In order to solve the hard problems, we need to move in the direction of a pattern-based, problem-recognition strategy. IT events can be captured from our devices, applications and users. However, resolving IT events one by one as they arrive is often ineffective as it can be impossible for the service desk to determine if they are symptoms or causes and to understand their priority.
Again, with the rise of big data as cloud computing adoption matures this approach is doomed. Today’s brute force approach to handling a growing set of events by writing an ever-increasing number of rules can never catch up and be effective.
Instead, a pattern-based strategy can look at these events in totality as a “situation”; a composite of IT events and business events that, taken together, describe a real problem with business impact.
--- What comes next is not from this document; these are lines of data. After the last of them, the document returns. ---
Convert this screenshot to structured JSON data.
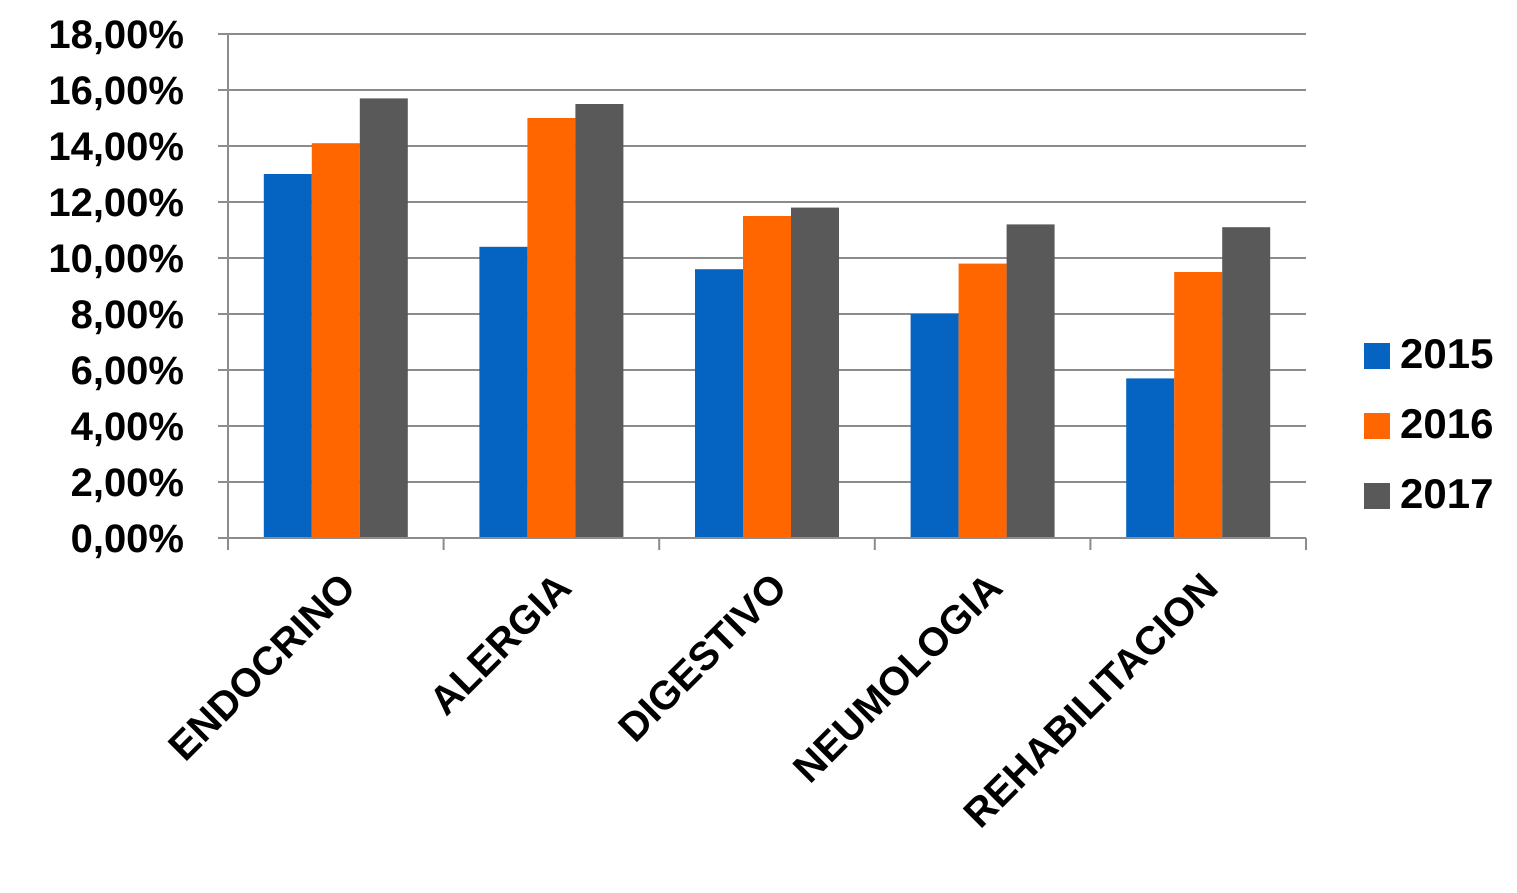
{
  "chart_data": {
    "type": "bar",
    "categories": [
      "ENDOCRINO",
      "ALERGIA",
      "DIGESTIVO",
      "NEUMOLOGIA",
      "REHABILITACION"
    ],
    "series": [
      {
        "name": "2015",
        "color": "#0563C1",
        "values": [
          0.13,
          0.104,
          0.096,
          0.08,
          0.057
        ]
      },
      {
        "name": "2016",
        "color": "#FF6600",
        "values": [
          0.141,
          0.15,
          0.115,
          0.098,
          0.095
        ]
      },
      {
        "name": "2017",
        "color": "#595959",
        "values": [
          0.157,
          0.155,
          0.118,
          0.112,
          0.111
        ]
      }
    ],
    "y_ticks": [
      "0,00%",
      "2,00%",
      "4,00%",
      "6,00%",
      "8,00%",
      "10,00%",
      "12,00%",
      "14,00%",
      "16,00%",
      "18,00%"
    ],
    "ylim": [
      0,
      0.18
    ],
    "grid": true,
    "legend": "right",
    "title": "",
    "xlabel": "",
    "ylabel": ""
  }
}
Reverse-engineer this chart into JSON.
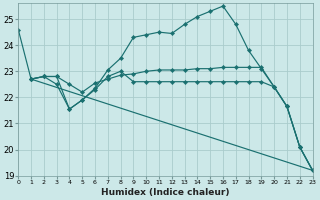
{
  "xlabel": "Humidex (Indice chaleur)",
  "bg_color": "#cce8e8",
  "grid_color": "#aacccc",
  "line_color": "#1a7070",
  "xlim": [
    0,
    23
  ],
  "ylim": [
    19,
    25.6
  ],
  "yticks": [
    19,
    20,
    21,
    22,
    23,
    24,
    25
  ],
  "xticks": [
    0,
    1,
    2,
    3,
    4,
    5,
    6,
    7,
    8,
    9,
    10,
    11,
    12,
    13,
    14,
    15,
    16,
    17,
    18,
    19,
    20,
    21,
    22,
    23
  ],
  "series": [
    {
      "x": [
        0,
        1,
        2,
        3,
        4,
        5,
        6,
        7,
        8,
        9,
        10,
        11,
        12,
        13,
        14,
        15,
        16,
        17,
        18,
        19,
        20,
        21,
        22,
        23
      ],
      "y": [
        24.6,
        22.7,
        22.8,
        22.8,
        21.55,
        21.9,
        22.35,
        23.05,
        23.5,
        24.3,
        24.4,
        24.5,
        24.45,
        24.8,
        25.1,
        25.3,
        25.5,
        24.8,
        23.8,
        23.1,
        22.4,
        21.65,
        20.1,
        19.2
      ],
      "has_markers": true
    },
    {
      "x": [
        1,
        2,
        3,
        4,
        5,
        6,
        7,
        8,
        9,
        10,
        11,
        12,
        13,
        14,
        15,
        16,
        17,
        18,
        19,
        20,
        21,
        22,
        23
      ],
      "y": [
        22.7,
        22.8,
        22.8,
        22.5,
        22.2,
        22.55,
        22.7,
        22.85,
        22.9,
        23.0,
        23.05,
        23.05,
        23.05,
        23.1,
        23.1,
        23.15,
        23.15,
        23.15,
        23.15,
        22.4,
        21.65,
        20.1,
        19.2
      ],
      "has_markers": true
    },
    {
      "x": [
        1,
        2,
        3,
        4,
        5,
        6,
        7,
        8,
        9,
        10,
        11,
        12,
        13,
        14,
        15,
        16,
        17,
        18,
        19,
        20,
        21,
        22,
        23
      ],
      "y": [
        22.7,
        22.8,
        22.5,
        21.55,
        21.9,
        22.3,
        22.8,
        23.0,
        22.6,
        22.6,
        22.6,
        22.6,
        22.6,
        22.6,
        22.6,
        22.6,
        22.6,
        22.6,
        22.6,
        22.4,
        21.65,
        20.1,
        19.2
      ],
      "has_markers": true
    },
    {
      "x": [
        1,
        23
      ],
      "y": [
        22.7,
        19.2
      ],
      "has_markers": false
    }
  ]
}
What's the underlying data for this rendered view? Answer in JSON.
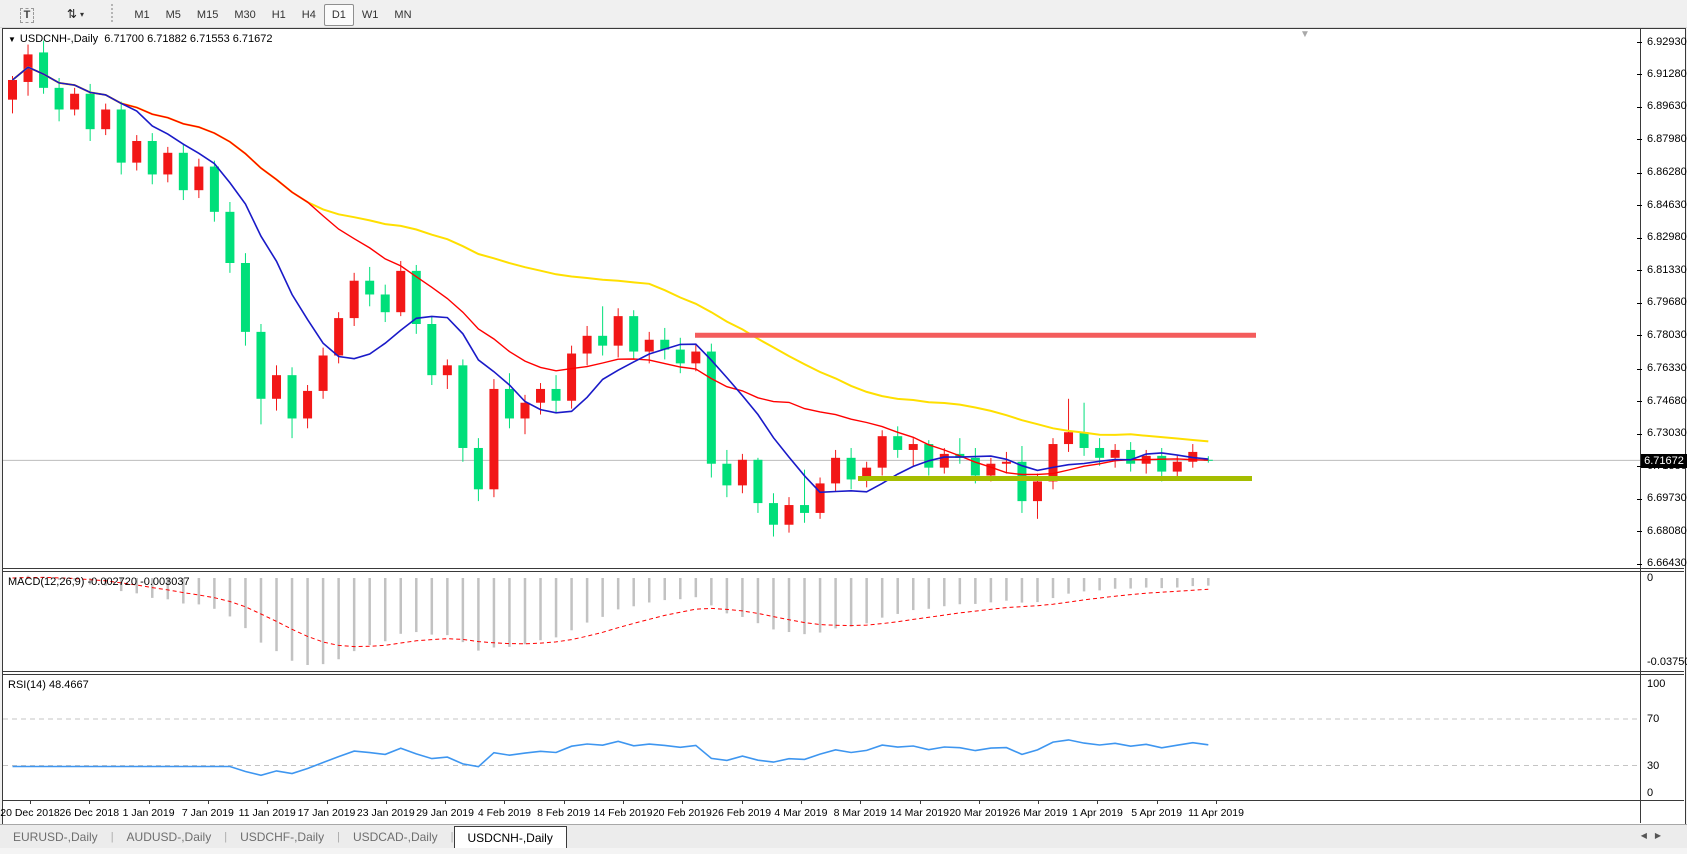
{
  "toolbar": {
    "text_tool_label": "T",
    "windows_icon_glyph": "⇅",
    "dropdown_caret": "▾",
    "timeframes": [
      "M1",
      "M5",
      "M15",
      "M30",
      "H1",
      "H4",
      "D1",
      "W1",
      "MN"
    ],
    "active_timeframe": "D1"
  },
  "chart": {
    "collapse_triangle": "▼",
    "title_symbol": "USDCNH-,Daily",
    "ohlc": "6.71700 6.71882 6.71553 6.71672",
    "open": "6.71700",
    "high": "6.71882",
    "low": "6.71553",
    "close": "6.71672",
    "shift_marker": "▼"
  },
  "price_axis": {
    "ticks": [
      "6.92930",
      "6.91280",
      "6.89630",
      "6.87980",
      "6.86280",
      "6.84630",
      "6.82980",
      "6.81330",
      "6.79680",
      "6.78030",
      "6.76330",
      "6.74680",
      "6.73030",
      "6.71380",
      "6.69730",
      "6.68080",
      "6.66430"
    ],
    "max": 6.9293,
    "min": 6.6643,
    "current_price": "6.71672"
  },
  "macd": {
    "title": "MACD(12,26,9)",
    "value_main": "-0.002720",
    "value_signal": "-0.003037",
    "scale_zero": "0",
    "scale_min": "-0.037508"
  },
  "rsi": {
    "title": "RSI(14)",
    "value": "48.4667",
    "levels": [
      "100",
      "70",
      "30",
      "0"
    ],
    "level_values": [
      100,
      70,
      30,
      0
    ],
    "overbought": 70,
    "oversold": 30
  },
  "dates": [
    "20 Dec 2018",
    "26 Dec 2018",
    "1 Jan 2019",
    "7 Jan 2019",
    "11 Jan 2019",
    "17 Jan 2019",
    "23 Jan 2019",
    "29 Jan 2019",
    "4 Feb 2019",
    "8 Feb 2019",
    "14 Feb 2019",
    "20 Feb 2019",
    "26 Feb 2019",
    "4 Mar 2019",
    "8 Mar 2019",
    "14 Mar 2019",
    "20 Mar 2019",
    "26 Mar 2019",
    "1 Apr 2019",
    "5 Apr 2019",
    "11 Apr 2019"
  ],
  "tabs": {
    "items": [
      "EURUSD-,Daily",
      "AUDUSD-,Daily",
      "USDCHF-,Daily",
      "USDCAD-,Daily",
      "USDCNH-,Daily"
    ],
    "active": "USDCNH-,Daily",
    "scroll_left": "◀",
    "scroll_right": "▶"
  },
  "colors": {
    "bull_candle": "#f21717",
    "bear_candle": "#00df7a",
    "ma_fast": "#1a1ac8",
    "ma_mid": "#ff0000",
    "ma_slow": "#ffdf00",
    "resistance_line": "#f45c5c",
    "support_line": "#a5bd00",
    "macd_histogram": "#c2c2c2",
    "macd_signal": "#ff0000",
    "rsi_line": "#3e96f0",
    "level_dash": "#c4c4c4",
    "current_price_line": "#bdbdbd"
  },
  "chart_data": {
    "type": "candlestick",
    "symbol": "USDCNH",
    "timeframe": "Daily",
    "ohlc_last": [
      6.717,
      6.71882,
      6.71553,
      6.71672
    ],
    "candles": [
      [
        6.9,
        6.912,
        6.893,
        6.91
      ],
      [
        6.909,
        6.928,
        6.902,
        6.923
      ],
      [
        6.924,
        6.93,
        6.903,
        6.906
      ],
      [
        6.906,
        6.911,
        6.889,
        6.895
      ],
      [
        6.895,
        6.906,
        6.892,
        6.903
      ],
      [
        6.903,
        6.908,
        6.879,
        6.885
      ],
      [
        6.885,
        6.898,
        6.882,
        6.895
      ],
      [
        6.895,
        6.899,
        6.862,
        6.868
      ],
      [
        6.868,
        6.882,
        6.864,
        6.879
      ],
      [
        6.879,
        6.883,
        6.857,
        6.862
      ],
      [
        6.862,
        6.876,
        6.858,
        6.873
      ],
      [
        6.873,
        6.877,
        6.849,
        6.854
      ],
      [
        6.854,
        6.87,
        6.85,
        6.866
      ],
      [
        6.866,
        6.869,
        6.838,
        6.843
      ],
      [
        6.843,
        6.848,
        6.812,
        6.817
      ],
      [
        6.817,
        6.822,
        6.775,
        6.782
      ],
      [
        6.782,
        6.786,
        6.735,
        6.748
      ],
      [
        6.748,
        6.765,
        6.742,
        6.76
      ],
      [
        6.76,
        6.764,
        6.728,
        6.738
      ],
      [
        6.738,
        6.755,
        6.733,
        6.752
      ],
      [
        6.752,
        6.774,
        6.748,
        6.77
      ],
      [
        6.77,
        6.792,
        6.766,
        6.789
      ],
      [
        6.789,
        6.812,
        6.785,
        6.808
      ],
      [
        6.808,
        6.815,
        6.795,
        6.801
      ],
      [
        6.801,
        6.806,
        6.787,
        6.792
      ],
      [
        6.792,
        6.818,
        6.79,
        6.813
      ],
      [
        6.813,
        6.816,
        6.781,
        6.786
      ],
      [
        6.786,
        6.79,
        6.755,
        6.76
      ],
      [
        6.76,
        6.768,
        6.753,
        6.765
      ],
      [
        6.765,
        6.768,
        6.716,
        6.723
      ],
      [
        6.723,
        6.728,
        6.696,
        6.702
      ],
      [
        6.702,
        6.758,
        6.698,
        6.753
      ],
      [
        6.753,
        6.761,
        6.733,
        6.738
      ],
      [
        6.738,
        6.75,
        6.73,
        6.746
      ],
      [
        6.746,
        6.756,
        6.74,
        6.753
      ],
      [
        6.753,
        6.76,
        6.741,
        6.747
      ],
      [
        6.747,
        6.775,
        6.743,
        6.771
      ],
      [
        6.771,
        6.785,
        6.765,
        6.78
      ],
      [
        6.78,
        6.795,
        6.77,
        6.775
      ],
      [
        6.775,
        6.794,
        6.769,
        6.79
      ],
      [
        6.79,
        6.793,
        6.768,
        6.772
      ],
      [
        6.772,
        6.782,
        6.766,
        6.778
      ],
      [
        6.778,
        6.784,
        6.768,
        6.773
      ],
      [
        6.773,
        6.779,
        6.761,
        6.766
      ],
      [
        6.766,
        6.776,
        6.762,
        6.772
      ],
      [
        6.772,
        6.776,
        6.708,
        6.715
      ],
      [
        6.715,
        6.722,
        6.698,
        6.704
      ],
      [
        6.704,
        6.72,
        6.7,
        6.717
      ],
      [
        6.717,
        6.718,
        6.69,
        6.695
      ],
      [
        6.695,
        6.7,
        6.678,
        6.684
      ],
      [
        6.684,
        6.698,
        6.68,
        6.694
      ],
      [
        6.694,
        6.712,
        6.685,
        6.69
      ],
      [
        6.69,
        6.708,
        6.687,
        6.705
      ],
      [
        6.705,
        6.722,
        6.701,
        6.718
      ],
      [
        6.718,
        6.723,
        6.702,
        6.707
      ],
      [
        6.707,
        6.716,
        6.703,
        6.713
      ],
      [
        6.713,
        6.732,
        6.709,
        6.729
      ],
      [
        6.729,
        6.734,
        6.718,
        6.722
      ],
      [
        6.722,
        6.728,
        6.714,
        6.725
      ],
      [
        6.725,
        6.727,
        6.709,
        6.713
      ],
      [
        6.713,
        6.723,
        6.71,
        6.72
      ],
      [
        6.72,
        6.728,
        6.715,
        6.718
      ],
      [
        6.718,
        6.723,
        6.705,
        6.709
      ],
      [
        6.709,
        6.718,
        6.706,
        6.715
      ],
      [
        6.715,
        6.721,
        6.71,
        6.716
      ],
      [
        6.716,
        6.724,
        6.69,
        6.696
      ],
      [
        6.696,
        6.71,
        6.687,
        6.706
      ],
      [
        6.706,
        6.728,
        6.702,
        6.725
      ],
      [
        6.725,
        6.748,
        6.721,
        6.731
      ],
      [
        6.731,
        6.746,
        6.719,
        6.723
      ],
      [
        6.723,
        6.728,
        6.714,
        6.718
      ],
      [
        6.718,
        6.725,
        6.713,
        6.722
      ],
      [
        6.722,
        6.726,
        6.711,
        6.715
      ],
      [
        6.715,
        6.722,
        6.71,
        6.719
      ],
      [
        6.719,
        6.723,
        6.706,
        6.711
      ],
      [
        6.711,
        6.719,
        6.708,
        6.716
      ],
      [
        6.716,
        6.725,
        6.713,
        6.721
      ],
      [
        6.717,
        6.71882,
        6.71553,
        6.71672
      ]
    ],
    "moving_averages": [
      {
        "name": "fast",
        "period": 8,
        "color_key": "ma_fast"
      },
      {
        "name": "mid",
        "period": 20,
        "color_key": "ma_mid"
      },
      {
        "name": "slow",
        "period": 42,
        "color_key": "ma_slow"
      }
    ],
    "horizontal_levels": [
      {
        "name": "resistance",
        "price": 6.7803,
        "color_key": "resistance_line"
      },
      {
        "name": "support",
        "price": 6.7075,
        "color_key": "support_line"
      }
    ],
    "indicators": [
      {
        "name": "MACD",
        "params": [
          12,
          26,
          9
        ],
        "last_main": -0.00272,
        "last_signal": -0.003037,
        "scale_min": -0.037508
      },
      {
        "name": "RSI",
        "params": [
          14
        ],
        "last": 48.4667,
        "scale": [
          0,
          100
        ],
        "levels": [
          30,
          70
        ]
      }
    ]
  }
}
This can be done today by utilizing technologies such as complex event processing to consider situations top-down and not just individual events bound together by an ever-growing set of programmer rules.
In our example, a business problem such as an interbank funds transfer taking too long can be considered as a situation. Under the covers there may be messages with payment instructions sent over WebSphere MQ to a DataPower appliance. At the appliance the message is transformed and then routed to an application at the appropriate bank via the Fed and sent out via a TIBCO message. Think of this as a “chain of custody” for a payment as the transaction traverses multiple companies, a government agency and different messaging topologies. Pretty complex. In a situation like this do we really want to focus on predicting a WebSphere or TIBCO problem? What will that do for us? Or will it be much more effective to look at the situation of a late payment and then find the cause? Certainly, the latter will be better as it is focused on what matters to the business.
The pattern based strategy is really one of scale and time. As complexity increases, it can help us rapidly make sense of the data we are buried under and swiftly take the appropriate action to restore service.